Belki ilerde Hazar geçişli Türkmen gazını da bu geçiş üzerinde görebiliriz.
Enerji güvenliği açısından en kritik ögelerden biri alternatif güzergahların oluşturulması olduğu dikkate alındığında, Zengezur bu manada Türkiye ve bölge ülkeleri için stratejik bir kazanım olacaktır.”
ORTA VADEDE YENİ GÜÇ İRTİBATLARI MÜMKÜN
ABD için Zengezur Koridoru’nun sırf güç değil birebir vakitte Rusya ve İran’ın bölgesel tesirini sınırlamak açısından stratejik bir çizgi olduğuna değinen Aydın, Washington’un bu çizgisi Moskova’nın güç üzerindeki baskısını kıracak, Tahran’ın lojistik üstünlüğünü azaltacak bir alternatif olarak gördüğünü vurguladı.
Aydın, AB için bilhassa Rusya-Ukrayna Savaşı sonrası temel amacın de Rusya’ya güç bağımlılığını azaltmak, hatta bitirmek olduğuna işaret ederek, “2050’ye yönelik karbon nötr stratejisi fosil yakıtları basamaklı olarak terk etmeyi öngörse de, kısa vadede arz güvenliği ön planda. Hazar’dan gelecek her yeni güzergah bu nedenle kıymetli stratejik kıymet taşıyor. Şayet Zengezur kalıcı barış ortamında işlerlik kazanırsa, AB’nin bu hattı desteklemesi çok güçlü bir ihtimal.” dedi.

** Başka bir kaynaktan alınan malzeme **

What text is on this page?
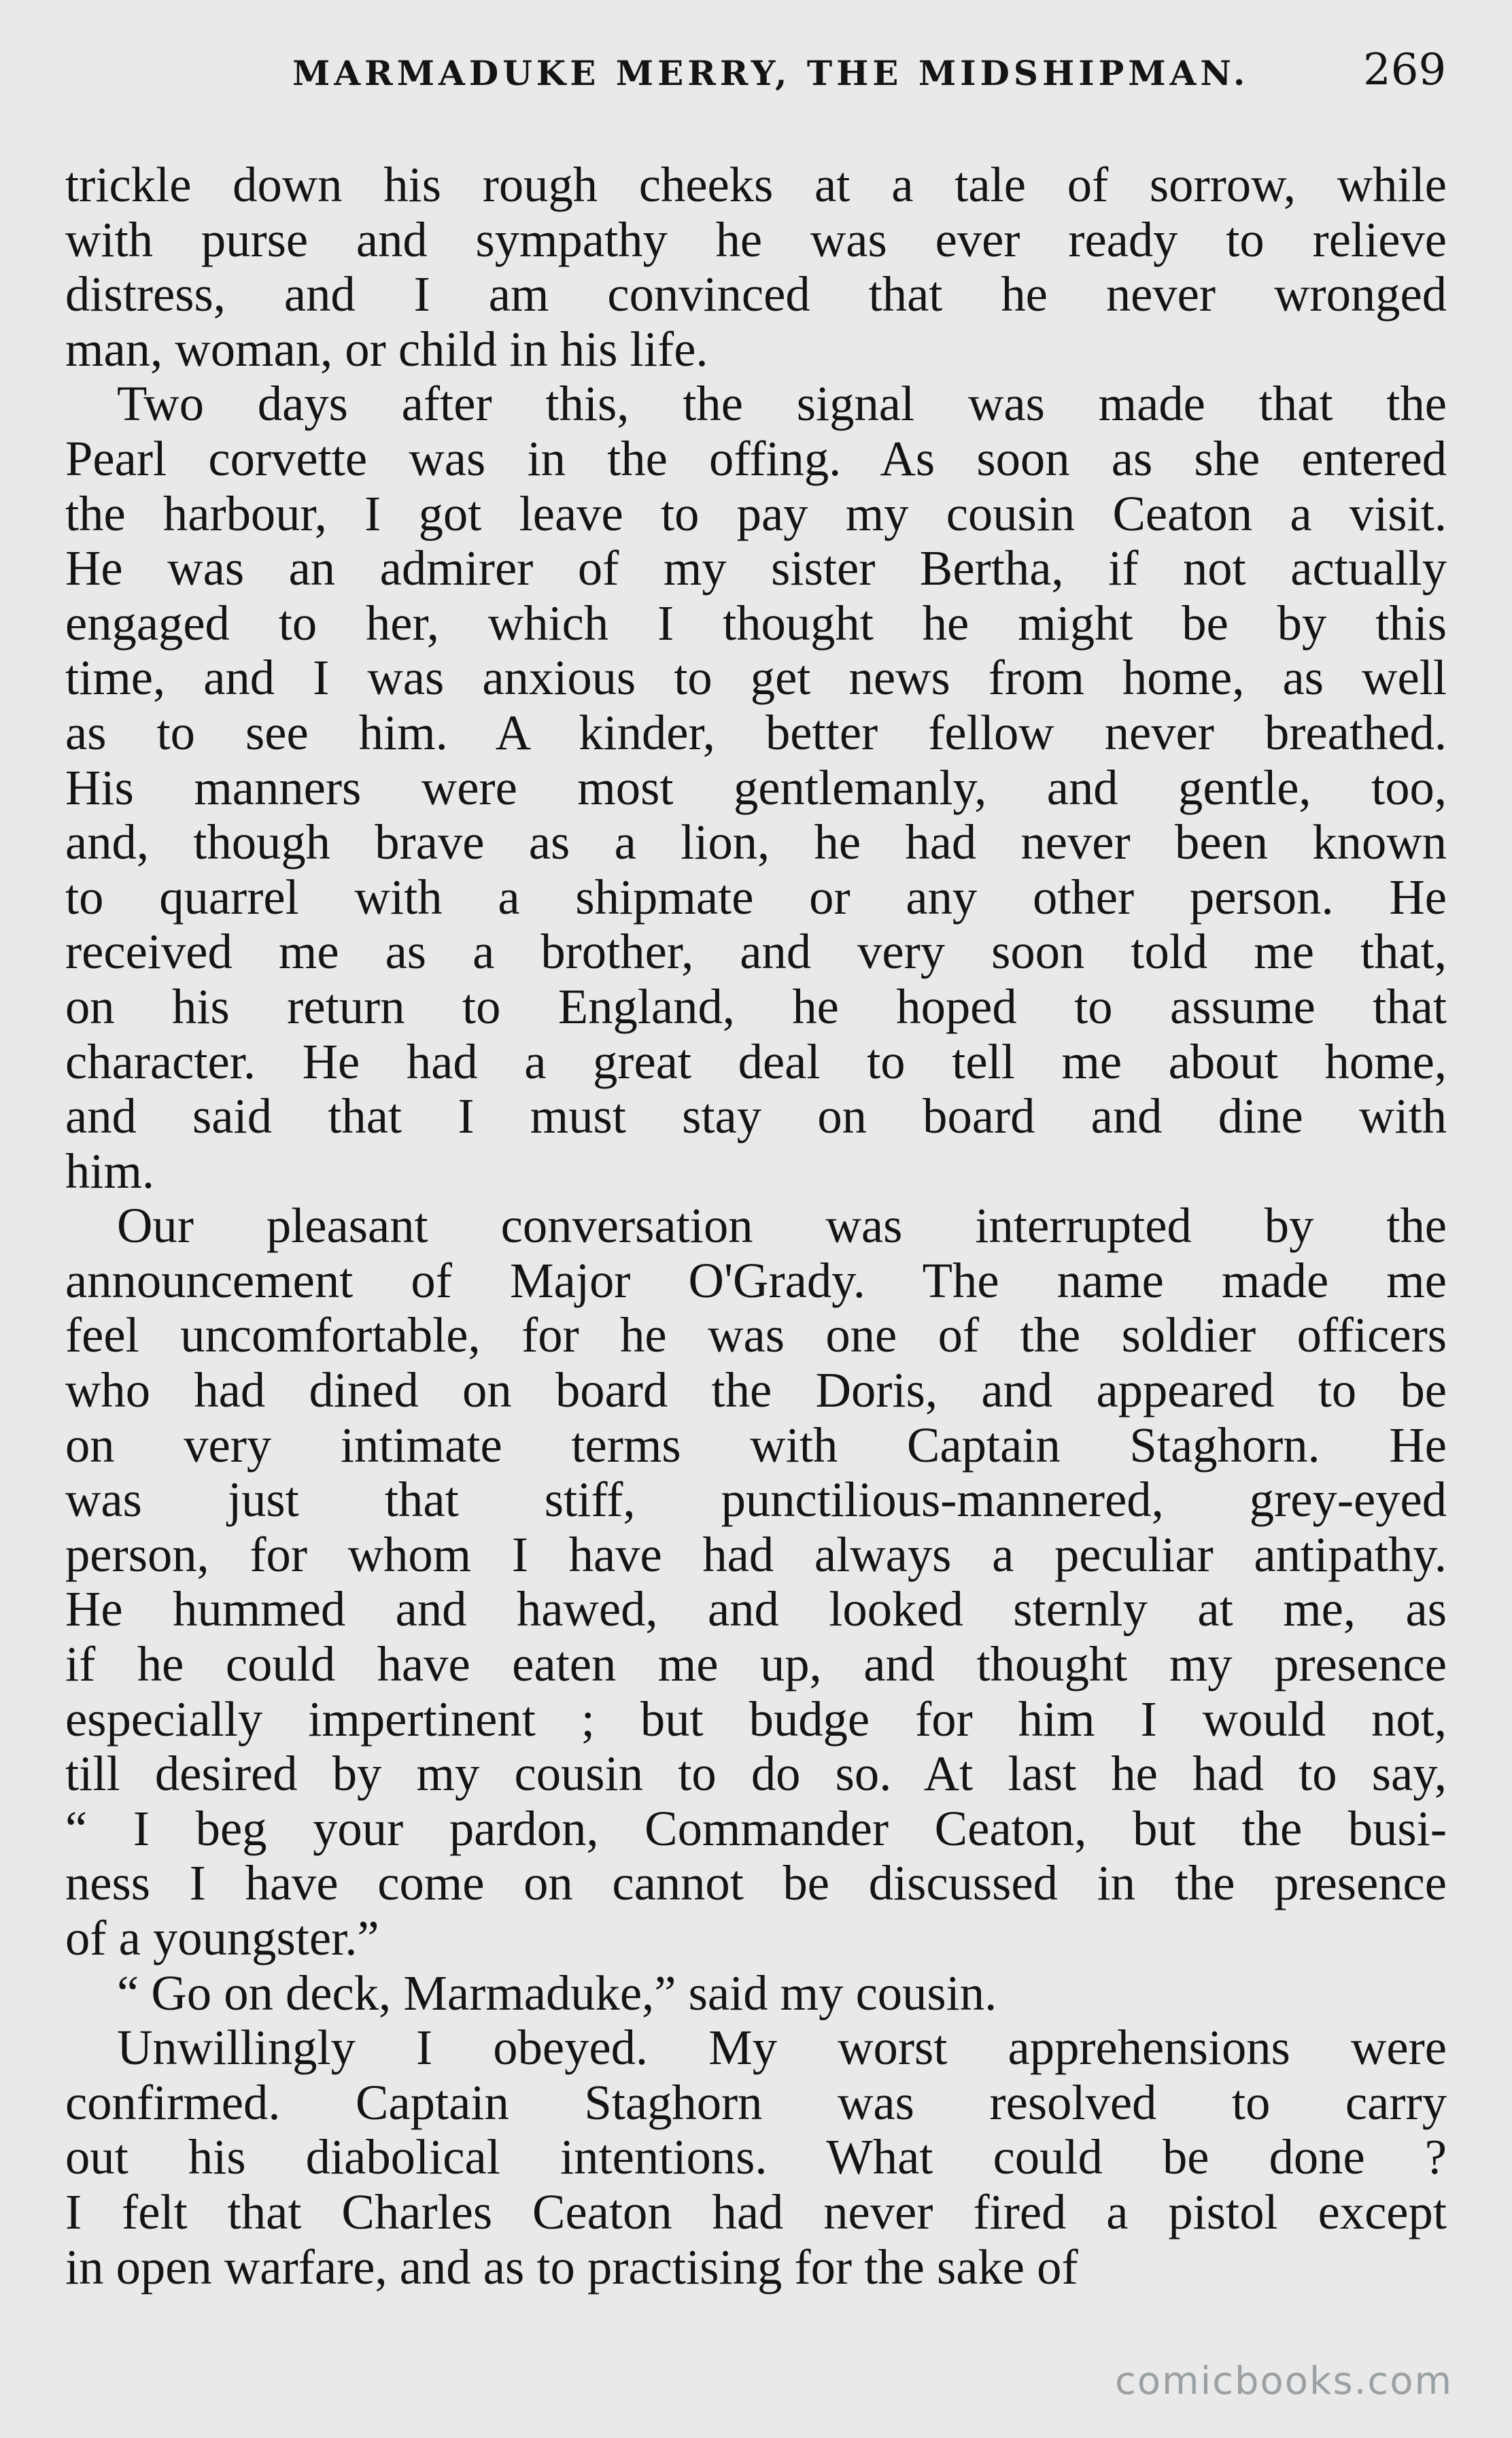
MARMADUKE MERRY, THE MIDSHIPMAN.	269
trickle down his rough cheeks at a tale of sorrow, while
with purse and sympathy he was ever ready to relieve
distress, and I am convinced that he never wronged
man, woman, or child in his life.
Two days after this, the signal was made that the
Pearl corvette was in the offing. As soon as she entered
the harbour, I got leave to pay my cousin Ceaton a visit.
He was an admirer of my sister Bertha, if not actually
engaged to her, which I thought he might be by this
time, and I was anxious to get news from home, as well
as to see him. A kinder, better fellow never breathed.
His manners were most gentlemanly, and gentle, too,
and, though brave as a lion, he had never been known
to quarrel with a shipmate or any other person. He
received me as a brother, and very soon told me that,
on his return to England, he hoped to assume that
character. He had a great deal to tell me about home,
and said that I must stay on board and dine with
him.
Our pleasant conversation was interrupted by the
announcement of Major O'Grady. The name made me
feel uncomfortable, for he was one of the soldier officers
who had dined on board the Doris, and appeared to be
on very intimate terms with Captain Staghorn. He
was just that stiff, punctilious-mannered, grey-eyed
person, for whom I have had always a peculiar antipathy.
He hummed and hawed, and looked sternly at me, as
if he could have eaten me up, and thought my presence
especially impertinent ; but budge for him I would not,
till desired by my cousin to do so. At last he had to say,
“ I beg your pardon, Commander Ceaton, but the busi-
ness I have come on cannot be discussed in the presence
of a youngster.”
“ Go on deck, Marmaduke,” said my cousin.
Unwillingly I obeyed. My worst apprehensions were
confirmed. Captain Staghorn was resolved to carry
out his diabolical intentions. What could be done ?
I felt that Charles Ceaton had never fired a pistol except
in open warfare, and as to practising for the sake of
comicbooks.com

Koridorun bölgedeki güç geçişine somut bir katkı sağlaması için takvimin teknik olduğu kadar siyasi süreçlere de bağlı olduğuna değinen Aydın, kelamlarını şöyle sürdürdü:
- “Bölgedeki jeopolitik gelişmeler, Ermenistan ile Azerbaycan ortasındaki bağların olağanlaşması ve bölgesel aktörlerin yatırım kararları, süreci belirleyecektir.
- Orta vadede yani 5–10 yıl içerisinde elektrik iletim çizgileri ve doğal gaz ilişkilerinin fizibiliteye bağlı olarak hayata geçirilmesi mümkündür.

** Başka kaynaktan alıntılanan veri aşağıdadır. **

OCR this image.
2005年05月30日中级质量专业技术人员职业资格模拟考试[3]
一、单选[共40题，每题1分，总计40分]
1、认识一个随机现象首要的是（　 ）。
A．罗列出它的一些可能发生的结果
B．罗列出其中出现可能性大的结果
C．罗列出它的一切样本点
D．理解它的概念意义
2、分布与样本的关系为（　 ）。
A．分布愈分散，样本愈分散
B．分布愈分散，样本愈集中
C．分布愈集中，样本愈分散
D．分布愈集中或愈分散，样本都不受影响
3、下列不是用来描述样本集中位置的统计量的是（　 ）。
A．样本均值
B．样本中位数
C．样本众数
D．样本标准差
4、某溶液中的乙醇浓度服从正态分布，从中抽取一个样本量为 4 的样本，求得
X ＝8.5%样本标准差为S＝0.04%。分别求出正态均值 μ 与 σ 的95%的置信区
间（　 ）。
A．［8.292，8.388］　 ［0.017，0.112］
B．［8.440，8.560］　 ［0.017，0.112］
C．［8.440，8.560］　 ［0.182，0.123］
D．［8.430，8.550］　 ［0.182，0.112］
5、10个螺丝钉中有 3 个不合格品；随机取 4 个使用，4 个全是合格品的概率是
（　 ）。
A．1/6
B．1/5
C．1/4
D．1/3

- Daha kısa vadede ise kara ve demir yolu ilişkileri üzerinden ticaretin başlaması, güç altyapısına yönelik itimat artırıcı bir adım fonksiyonu görecektir.”

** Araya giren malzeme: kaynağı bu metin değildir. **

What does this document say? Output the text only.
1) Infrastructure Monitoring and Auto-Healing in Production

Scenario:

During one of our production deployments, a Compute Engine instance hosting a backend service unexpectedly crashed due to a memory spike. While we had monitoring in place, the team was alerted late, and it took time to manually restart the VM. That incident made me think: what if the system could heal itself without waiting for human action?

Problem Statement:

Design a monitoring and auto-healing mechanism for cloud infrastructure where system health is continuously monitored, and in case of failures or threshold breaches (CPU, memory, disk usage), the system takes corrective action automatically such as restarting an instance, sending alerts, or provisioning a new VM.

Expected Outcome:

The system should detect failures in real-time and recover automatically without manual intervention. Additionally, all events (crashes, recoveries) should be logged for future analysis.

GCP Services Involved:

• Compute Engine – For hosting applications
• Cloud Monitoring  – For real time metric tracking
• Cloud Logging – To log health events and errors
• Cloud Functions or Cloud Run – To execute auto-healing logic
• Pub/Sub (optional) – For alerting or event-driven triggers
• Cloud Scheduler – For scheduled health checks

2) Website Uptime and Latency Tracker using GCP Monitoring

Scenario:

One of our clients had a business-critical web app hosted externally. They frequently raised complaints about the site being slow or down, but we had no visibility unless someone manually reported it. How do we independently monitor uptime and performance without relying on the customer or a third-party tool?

ABD, AB VE ÇİN’İN HESAPLARI FARKLI
Aydın, ABD’nin koridoru sırf güç değil, birebir vakitte Rusya ve İran’ın bölgesel tesirini sınırlayacak stratejik bir çizgi olarak gördüğünü, AB’nin ise bilhassa Rusya-Ukrayna Savaşı sonrası bu güzergaha büyük ehemmiyet verdiğini vurguladı.
Çin’in ise Zengezur’u “koridor savaşlarının yeni cephesi” olarak değerlendirdiğini belirten Aydın, Pekin’in Nesil ve Yol Teşebbüsü kapsamında Güney Kafkasya ve Orta Asya’daki lojistik ağlara yatırım yaptığını kaydetti.